Me vienen a la mente dos casos que ilustran muy bien lo que trato de decir: hace unos años, una periodista norteamericana fue despojada del Premio Pulitzer al comprobarse que sus denuncias en el reportaje sobre la pobreza insostenible de un niño eran inventadas, y en Alemania, más recientemente, otro periodista muy galardonado por sus «brillantes» trabajos, fue despedido cuando otro colega demostró que sus historias eran producto de su imaginación, es decir, no se sustentaban en la realidad. De manera que la prueba es fundamental en la denuncia, porque los periodistas no tenemos patente de corso para poner en entredicho a nadie si no tenemos a mano los elementos probatorios.
Debo decir que respeto a los colegas que ejercen la profesión en estos tiempos tenebrosos cuando la Venezuela idílica por la que luchamos se ha convertido en un sumidero de desechos tóxicos de la mano de una ideología extraña a nuestro modo de ser, donde medran algunos periodistas negociantes, porque como dijo Ryszard Kapuscinski, *»Cuando se descubrió que el periodismo era un negocio, la verdad dejó de ser importante»*.
Y es que hace 48 años, cuando se promulgó la ley, estábamos muy lejos de imaginar siquiera que ciertos personajes de la izquierda venezolana, cuyos derechos defendimos a capa y espada cada vez que les eran violentados, serían los que unas décadas después tratarían de convertirla en letra muerta al desplegar toda su artillería para agredir al periodismo independiente.

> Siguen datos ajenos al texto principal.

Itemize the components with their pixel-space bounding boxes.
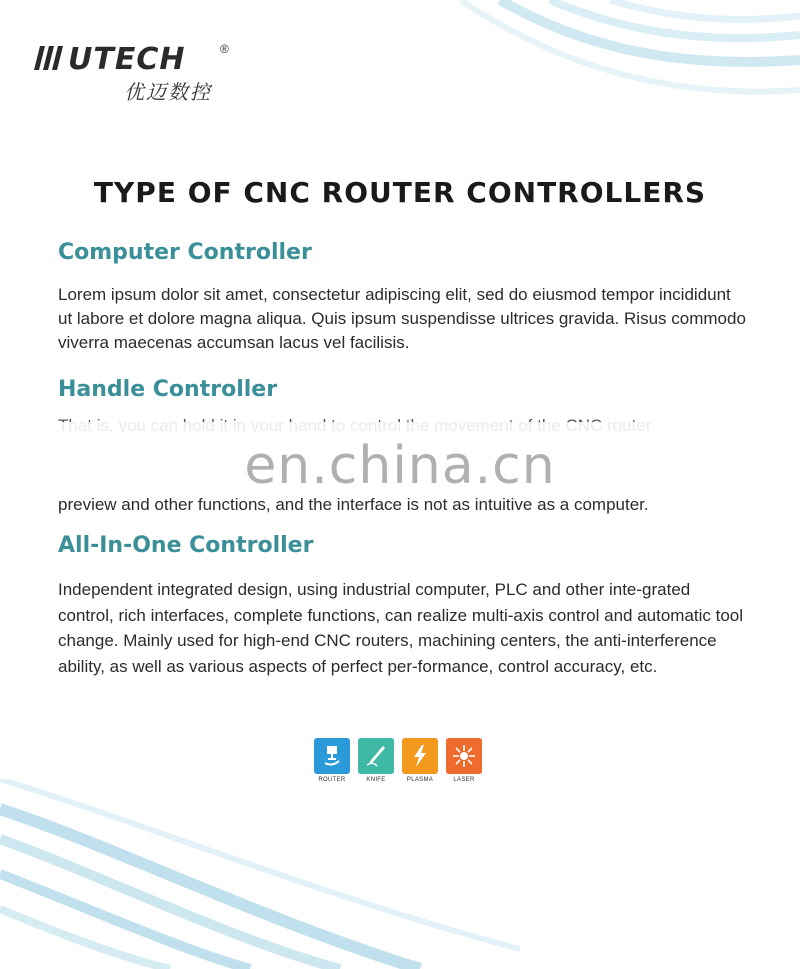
router-icon (314, 738, 350, 774)
computer-controller-text: Lorem ipsum dolor sit amet, consectetur adipiscing elit, sed do eiusmod tempor incididunt ut labore et dolore magna aliqua. Quis ipsum suspendisse ultrices gravida. Risus commodo viverra maecenas accumsan lacus vel facilisis. (58, 285, 746, 352)
laser-label: LASER (453, 777, 475, 783)
plasma-label: PLASMA (406, 777, 434, 783)
registered-mark: ® (220, 42, 229, 56)
logo-wordmark: UTECH (68, 42, 186, 77)
brand-logo (34, 42, 234, 102)
logo-chinese-name: 优迈数控 (124, 80, 212, 104)
all-in-one-controller-heading: All-In-One Controller (58, 533, 314, 558)
laser-icon (446, 738, 482, 774)
computer-controller-heading: Computer Controller (58, 240, 312, 265)
bottom-wave-decoration (0, 779, 520, 969)
plasma-item (402, 738, 438, 783)
handle-controller-heading: Handle Controller (58, 377, 278, 402)
watermark: en.china.cn (244, 436, 556, 496)
router-label: ROUTER (318, 777, 346, 783)
router-item (314, 738, 350, 783)
handle-controller-text-bottom: preview and other functions, and the interface is not as intuitive as a computer. (58, 495, 649, 514)
plasma-icon (402, 738, 438, 774)
all-in-one-controller-text: Independent integrated design, using industrial computer, PLC and other inte-grated control, rich interfaces, complete functions, can realize multi-axis control and automatic tool change. Mainly used for high-end CNC routers, machining centers, the anti-interference ability, as well as various aspects of perfect per-formance, control accuracy, etc. (58, 580, 744, 676)
application-icons (314, 738, 482, 783)
top-wave-decoration (460, 0, 800, 130)
page-title: TYPE OF CNC ROUTER CONTROLLERS (93, 176, 707, 209)
knife-label: KNIFE (366, 777, 386, 783)
logo-stripes-icon (34, 46, 68, 70)
knife-icon (358, 738, 394, 774)
knife-item (358, 738, 394, 783)
laser-item (446, 738, 482, 783)
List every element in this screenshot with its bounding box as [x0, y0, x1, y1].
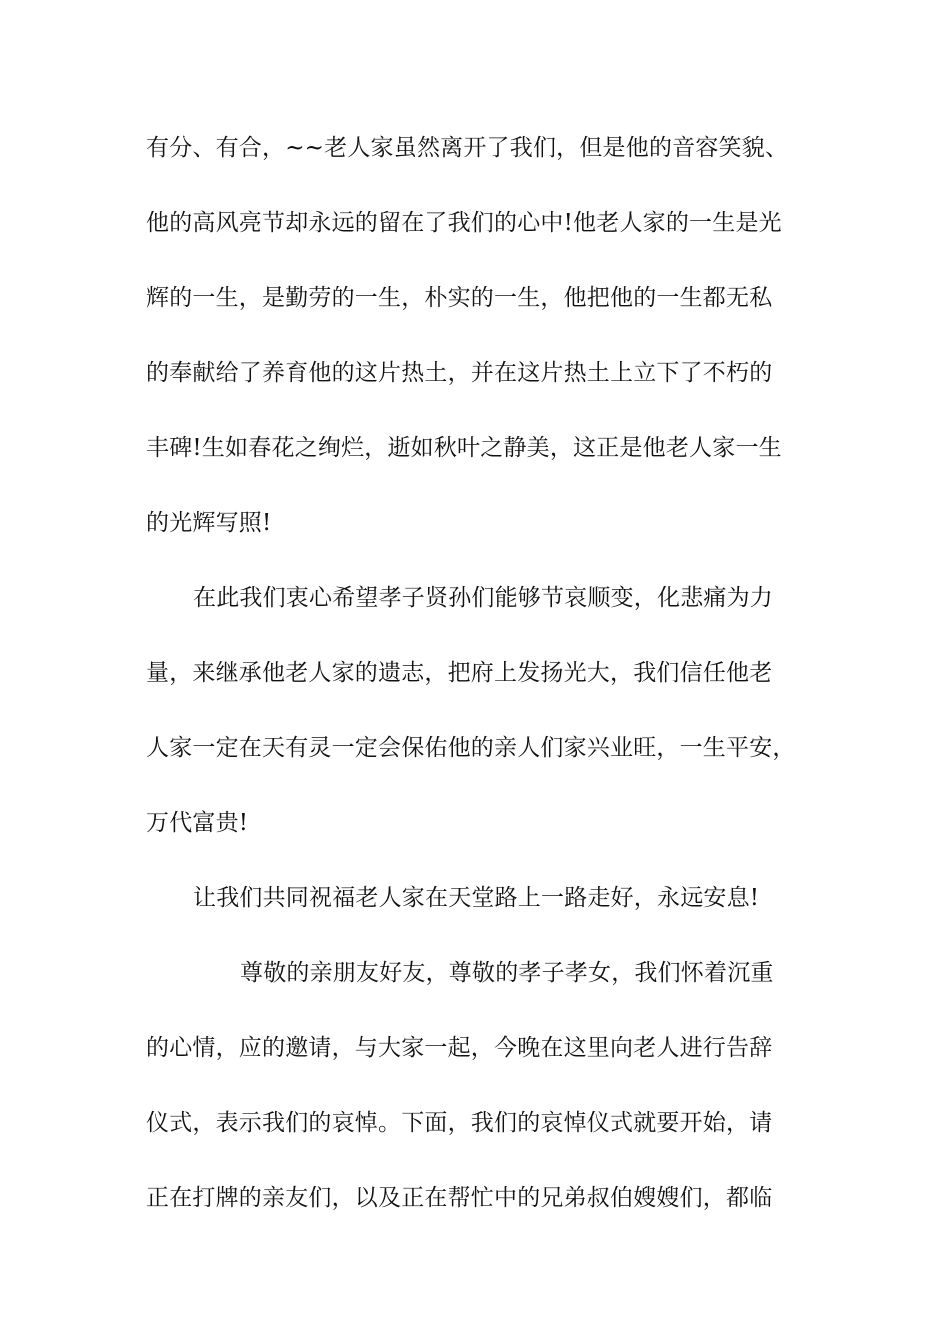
text-line: 他的高风亮节却永远的留在了我们的心中!他老人家的一生是光 [146, 210, 782, 236]
text-line: 万代富贵! [146, 810, 249, 836]
text-line: 正在打牌的亲友们，以及正在帮忙中的兄弟叔伯嫂嫂们，都临 [146, 1185, 773, 1211]
paragraph-start-line: 让我们共同祝福老人家在天堂路上一路走好，永远安息! [193, 885, 760, 911]
text-line: 辉的一生，是勤劳的一生，朴实的一生，他把他的一生都无私 [146, 285, 773, 311]
paragraph-start-line: 尊敬的亲朋友好友，尊敬的孝子孝女，我们怀着沉重 [240, 960, 774, 986]
document-body [146, 128, 826, 1253]
text-line: 量，来继承他老人家的遗志，把府上发扬光大，我们信任他老 [146, 660, 773, 686]
text-line: 仪式，表示我们的哀悼。下面，我们的哀悼仪式就要开始，请 [146, 1110, 773, 1136]
text-line: 的奉献给了养育他的这片热土，并在这片热土上立下了不朽的 [146, 360, 773, 386]
text-line: 丰碑!生如春花之绚烂，逝如秋叶之静美，这正是他老人家一生 [146, 435, 782, 461]
text-line: 人家一定在天有灵一定会保佑他的亲人们家兴业旺，一生平安， [146, 735, 796, 761]
paragraph-start-line: 在此我们衷心希望孝子贤孙们能够节哀顺变，化悲痛为力 [193, 585, 773, 611]
text-line: 有分、有合，~~老人家虽然离开了我们，但是他的音容笑貌、 [146, 135, 789, 161]
text-line: 的心情，应的邀请，与大家一起，今晚在这里向老人进行告辞 [146, 1035, 773, 1061]
text-line: 的光辉写照! [146, 510, 272, 536]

Peor aún es que muchos periodistas que pergeñaron sus sueños en el gremio, con el tiempo, hayan renegado de sus postulados para entregarse a esta ideología, demostrando lo asertivo que fue Kapuscinski cuando dijo: *Las malas personas no pueden ser buenos periodistas*
(*) Comunicador Social. Ancla de Unión Radio 93.7 FM Puerto La Cruz, Venezuela.